Los mapas revolucionaron el pensamiento del hombre. Representaron, junto con los relojes, la tecnología intelectual decisiva para “traducir un fenómeno natural a una concepción artificial e intelectual de dicho fenómeno” (Carr, 2011). El periódico, nacido en el siglo XVI, con las primeras gacetillas alemanas, representó una tecnología intelectual para “traducir” la realidad social en un conjunto armónico de noticias que, a la vez, la condensaban y explicaban al lector lo que era importante de tener en cuenta.

La prensa resultó ser un mediador formidable, que fue configurando las mentes de las personas hasta convertirse en lo que Harold Innis llamó “un peligroso monopolio del conocimiento” (Briggs, Burke, 2002). Como todo monopolio, tuvo su auge (en el siglo XIX y mitad del XX) y luego, por la misma circunstancia, su caída estrepitosa (con la aparición de la televisión, a mediados del siglo pasado y con Internet, en lo que va del siglo actual).

Y, también como todo monopolio de la comunicación pública, creó en los lectores una forma privilegiada de percepción que, a la larga, se ha convertido en un mapa para mirar al mundo. Y tal mapa tuvo que encontrar derroteros diferentes, “nichos” donde aplicar su poderío. Los ha encontrado en la especialización, en la promoción de un modo de entender el mundo acorde a las necesidades de grupos específicos, peleando, palmo a palmo, por el lugar de la palabra impresa en la era de las imágenes.

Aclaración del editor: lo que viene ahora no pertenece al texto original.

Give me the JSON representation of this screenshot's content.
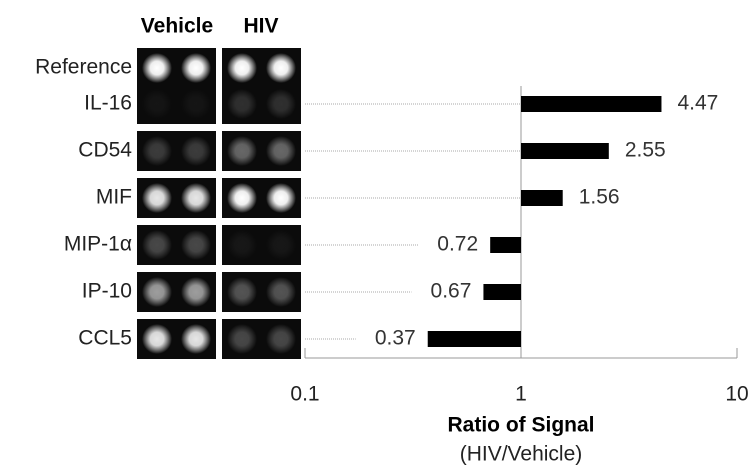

Los fundamentos de la prensa, lejos de haber perdido importancia, la han recuperado. Partimos de un hecho necesario de ser reflexionado por todo aquel que se dedica al periodismo, en sus versiones en papel o digital: hoy más que nunca el modelo de investigación, reportaje, crónica, entrevista a fondo, artículo informado, editorial enjundioso y periodismo literario, por citar los géneros “clásicos” pueden impactar el mundo del lector acostumbrado a la venta de la banalidad y a los espacios minúsculos, cambiantes, escurridizos del dominio de la imagen.

No obstante eso, existen muchos medios impresos, locales, nacionales, mundiales, que se resisten a apostar por el contenido contra el mero impulso de vender información inventada, espectacular, tendenciosa, de amarrar navajas, tomando al lector como rehén de una circunstancia que ni le pertenece ni podría llegar a interesarle más allá de la enclenque condición del chismorreo. El mapa que heredaron para que los lectores pudieran adherirse a la lectura de su periódico fue un mapa cuyas claves perdieron en medio del comercialismo y la competencia. La creación de “universos paralelos” (el de la información y el real) ha acarreado una distancia enorme ante las nuevas generaciones, que beben de fuentes mucho más variadas en Internet que las que bebimos los nacidos en la primera oleada, es decir, en la época de la televisión.

La caída de cabeceras tan importantes como Newsweek es una llamada brutal de atención a estos viejos esperpentos que creen que con fabricar la nota van a seguir cobrando la cuota que los hace sobrevivir. Pronto tendrán que mirar al espejo de la profesión periodística. Y revirar, si quieren vivir, hacia la calidad. Como alguna vez en sus memorias lo dijo Kapuzsinsky: “Los cínicos no sirven para este oficio”. Y no sirven porque lo que el lector reclama ahora, es un trabajo serio de comunicación, bien hecho, bien escrito, con identidad y con respeto a su derecho fundamental a saber.